Abstract
Smith, Andrewes and Laidlaw 1 isolated a filtrable virus from the nasopharyngeal washings of influenza patients following the inoculation of these materials into ferrets. Two strains of virus isolated by them in England during successive winters were found to be immunologically identical. 2 These same workers reported that the virus of swine influenza isolated by Shope 3 was antigenically related to the human strains.

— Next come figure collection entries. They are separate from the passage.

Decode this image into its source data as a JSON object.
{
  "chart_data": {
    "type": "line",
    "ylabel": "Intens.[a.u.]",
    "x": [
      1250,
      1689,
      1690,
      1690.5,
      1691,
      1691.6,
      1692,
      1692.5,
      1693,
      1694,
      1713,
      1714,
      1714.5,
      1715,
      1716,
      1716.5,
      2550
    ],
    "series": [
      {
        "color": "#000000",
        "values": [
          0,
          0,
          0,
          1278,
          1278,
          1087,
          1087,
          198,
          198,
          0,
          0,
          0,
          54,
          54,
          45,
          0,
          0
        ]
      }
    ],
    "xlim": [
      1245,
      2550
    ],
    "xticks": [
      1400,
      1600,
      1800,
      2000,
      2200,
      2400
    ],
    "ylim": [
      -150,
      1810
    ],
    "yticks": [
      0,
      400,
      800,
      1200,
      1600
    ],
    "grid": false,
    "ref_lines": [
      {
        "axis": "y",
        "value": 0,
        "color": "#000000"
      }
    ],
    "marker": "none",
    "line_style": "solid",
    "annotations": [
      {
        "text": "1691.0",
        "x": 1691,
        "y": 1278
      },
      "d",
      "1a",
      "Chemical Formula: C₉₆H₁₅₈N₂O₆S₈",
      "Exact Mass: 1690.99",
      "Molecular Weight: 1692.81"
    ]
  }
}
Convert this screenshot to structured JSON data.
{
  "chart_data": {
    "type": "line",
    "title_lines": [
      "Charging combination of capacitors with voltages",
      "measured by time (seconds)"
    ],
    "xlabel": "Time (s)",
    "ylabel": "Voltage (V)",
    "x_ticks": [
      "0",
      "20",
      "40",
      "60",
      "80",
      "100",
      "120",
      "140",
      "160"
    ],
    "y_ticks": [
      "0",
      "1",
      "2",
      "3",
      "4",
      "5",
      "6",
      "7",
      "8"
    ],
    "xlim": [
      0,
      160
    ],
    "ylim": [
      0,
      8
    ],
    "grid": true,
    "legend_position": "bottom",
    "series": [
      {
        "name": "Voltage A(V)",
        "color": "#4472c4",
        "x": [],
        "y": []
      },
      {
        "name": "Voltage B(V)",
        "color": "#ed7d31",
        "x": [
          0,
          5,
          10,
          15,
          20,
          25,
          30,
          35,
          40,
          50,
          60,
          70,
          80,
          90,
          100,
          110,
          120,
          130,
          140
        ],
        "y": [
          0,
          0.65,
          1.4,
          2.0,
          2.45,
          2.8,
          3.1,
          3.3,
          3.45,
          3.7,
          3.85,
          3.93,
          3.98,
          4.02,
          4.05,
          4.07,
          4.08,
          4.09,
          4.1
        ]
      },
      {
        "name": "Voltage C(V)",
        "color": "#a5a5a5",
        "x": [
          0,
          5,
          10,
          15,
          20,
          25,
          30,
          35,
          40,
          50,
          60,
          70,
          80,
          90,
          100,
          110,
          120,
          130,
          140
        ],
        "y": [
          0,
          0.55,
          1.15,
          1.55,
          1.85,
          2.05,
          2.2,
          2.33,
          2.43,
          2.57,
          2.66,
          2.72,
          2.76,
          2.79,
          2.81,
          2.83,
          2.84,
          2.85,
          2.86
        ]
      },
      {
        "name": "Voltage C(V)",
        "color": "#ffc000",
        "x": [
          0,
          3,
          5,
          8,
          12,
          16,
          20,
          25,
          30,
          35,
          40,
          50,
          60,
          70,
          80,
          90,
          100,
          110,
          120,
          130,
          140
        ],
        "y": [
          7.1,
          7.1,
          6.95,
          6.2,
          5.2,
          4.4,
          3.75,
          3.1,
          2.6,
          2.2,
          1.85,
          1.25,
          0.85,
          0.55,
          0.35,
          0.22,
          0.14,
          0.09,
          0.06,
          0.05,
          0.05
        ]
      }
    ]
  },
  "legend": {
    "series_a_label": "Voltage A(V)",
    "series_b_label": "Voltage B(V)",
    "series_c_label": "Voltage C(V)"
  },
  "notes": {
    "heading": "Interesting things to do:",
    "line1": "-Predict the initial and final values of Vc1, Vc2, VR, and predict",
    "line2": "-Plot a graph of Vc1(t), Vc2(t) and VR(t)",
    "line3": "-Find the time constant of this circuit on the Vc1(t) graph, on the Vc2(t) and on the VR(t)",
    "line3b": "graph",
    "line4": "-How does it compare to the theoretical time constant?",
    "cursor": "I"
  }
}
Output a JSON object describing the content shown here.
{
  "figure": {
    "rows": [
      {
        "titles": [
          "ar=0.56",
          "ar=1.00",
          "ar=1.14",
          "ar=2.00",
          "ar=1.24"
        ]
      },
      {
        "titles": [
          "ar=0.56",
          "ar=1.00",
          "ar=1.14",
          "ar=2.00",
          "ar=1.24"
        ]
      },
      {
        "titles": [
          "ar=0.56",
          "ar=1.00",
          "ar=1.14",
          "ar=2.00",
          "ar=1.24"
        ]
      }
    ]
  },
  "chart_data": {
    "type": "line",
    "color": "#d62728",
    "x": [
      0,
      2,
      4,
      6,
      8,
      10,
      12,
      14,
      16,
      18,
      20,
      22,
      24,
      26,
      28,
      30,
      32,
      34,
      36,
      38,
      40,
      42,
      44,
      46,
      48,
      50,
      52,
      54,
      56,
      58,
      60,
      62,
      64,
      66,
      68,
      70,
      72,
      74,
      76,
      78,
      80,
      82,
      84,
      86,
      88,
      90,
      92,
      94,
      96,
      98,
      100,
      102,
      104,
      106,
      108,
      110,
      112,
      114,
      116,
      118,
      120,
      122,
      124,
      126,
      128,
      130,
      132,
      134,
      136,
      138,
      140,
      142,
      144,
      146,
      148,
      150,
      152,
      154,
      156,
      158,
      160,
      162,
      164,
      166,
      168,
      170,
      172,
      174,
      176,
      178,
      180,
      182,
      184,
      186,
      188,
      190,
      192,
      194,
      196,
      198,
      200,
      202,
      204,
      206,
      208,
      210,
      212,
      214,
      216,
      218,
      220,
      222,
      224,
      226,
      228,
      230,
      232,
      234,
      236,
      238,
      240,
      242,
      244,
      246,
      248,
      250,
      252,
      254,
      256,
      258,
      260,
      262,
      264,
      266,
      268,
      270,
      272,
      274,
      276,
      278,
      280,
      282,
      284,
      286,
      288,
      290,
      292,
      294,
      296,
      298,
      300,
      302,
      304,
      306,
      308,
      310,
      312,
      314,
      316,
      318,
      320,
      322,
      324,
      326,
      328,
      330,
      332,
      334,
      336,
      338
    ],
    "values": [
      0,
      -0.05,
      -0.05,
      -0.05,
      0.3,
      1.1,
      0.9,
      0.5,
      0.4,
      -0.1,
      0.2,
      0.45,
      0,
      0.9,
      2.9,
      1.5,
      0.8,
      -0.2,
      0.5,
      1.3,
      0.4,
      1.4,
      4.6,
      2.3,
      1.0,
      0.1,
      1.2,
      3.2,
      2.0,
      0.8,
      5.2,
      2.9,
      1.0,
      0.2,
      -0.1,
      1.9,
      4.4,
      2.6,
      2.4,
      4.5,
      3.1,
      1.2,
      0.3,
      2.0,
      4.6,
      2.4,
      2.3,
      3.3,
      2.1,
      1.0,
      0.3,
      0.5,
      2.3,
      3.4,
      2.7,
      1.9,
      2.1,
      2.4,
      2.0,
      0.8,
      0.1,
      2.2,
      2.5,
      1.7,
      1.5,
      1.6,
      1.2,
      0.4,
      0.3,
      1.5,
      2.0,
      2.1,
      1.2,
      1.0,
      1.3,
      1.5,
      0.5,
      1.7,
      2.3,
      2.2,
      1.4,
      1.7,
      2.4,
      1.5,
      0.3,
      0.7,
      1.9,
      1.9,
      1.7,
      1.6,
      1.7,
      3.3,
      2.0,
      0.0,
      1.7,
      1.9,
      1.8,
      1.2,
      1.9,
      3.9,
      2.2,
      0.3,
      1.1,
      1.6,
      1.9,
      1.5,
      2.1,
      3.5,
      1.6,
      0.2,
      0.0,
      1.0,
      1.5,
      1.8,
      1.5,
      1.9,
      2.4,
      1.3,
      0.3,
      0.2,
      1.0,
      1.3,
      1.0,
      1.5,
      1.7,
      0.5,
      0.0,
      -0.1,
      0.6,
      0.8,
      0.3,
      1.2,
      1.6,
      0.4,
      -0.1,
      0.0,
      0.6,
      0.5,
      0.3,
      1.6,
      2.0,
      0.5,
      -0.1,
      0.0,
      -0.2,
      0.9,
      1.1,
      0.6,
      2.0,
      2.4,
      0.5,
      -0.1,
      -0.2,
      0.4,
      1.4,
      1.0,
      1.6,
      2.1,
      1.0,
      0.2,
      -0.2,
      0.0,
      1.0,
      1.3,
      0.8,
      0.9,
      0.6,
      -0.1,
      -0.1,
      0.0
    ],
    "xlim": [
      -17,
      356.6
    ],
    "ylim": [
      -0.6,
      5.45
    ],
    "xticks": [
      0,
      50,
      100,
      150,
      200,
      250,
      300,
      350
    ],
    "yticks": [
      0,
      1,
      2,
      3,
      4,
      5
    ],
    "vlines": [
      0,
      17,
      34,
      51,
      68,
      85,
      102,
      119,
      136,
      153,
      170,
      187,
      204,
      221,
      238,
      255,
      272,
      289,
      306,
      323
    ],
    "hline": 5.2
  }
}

During the Autumn of 1934, at the Hospital of the Rockefeller Institute, we were successful in infecting ferrets and mice with strains of a filtrable virus obtained from the sputum of cases of epidemic influenza in Puerto Rico. 4 These 2 strains have been called P. R. 5 and P. R. 8. Additional strains of virus have been isolated from cases of influenza in New York and Philadelphia. During the course of these experiments, Andrewes, Laidlaw and Smith 2 reported independently that they had successfully infected mice with the viruses of both swine and human influenza. They also reported that the serum of a hyperimmune horse, or of hyperimmune ferrets, neutralized the infectivity of the respective strains of virus.
The infection in mice, following the intranasal inoculation of the virus is characterized by the development of pulmonary lesions, but death of the animals is somewhat irregular. The serum of ferrets recovered from infection, when mixed with suspensions of the homologous strain of virus and instilled into the nasal passages of mice, has been found to prevent the development of these pulmonary lesions. The serum of normal ferrets, however, has no neutralizing effect. It is possible, therefore, to measure in mice the neutralizing capacity of the serum of a recovered ferret against homologous and heterologous strains of virus.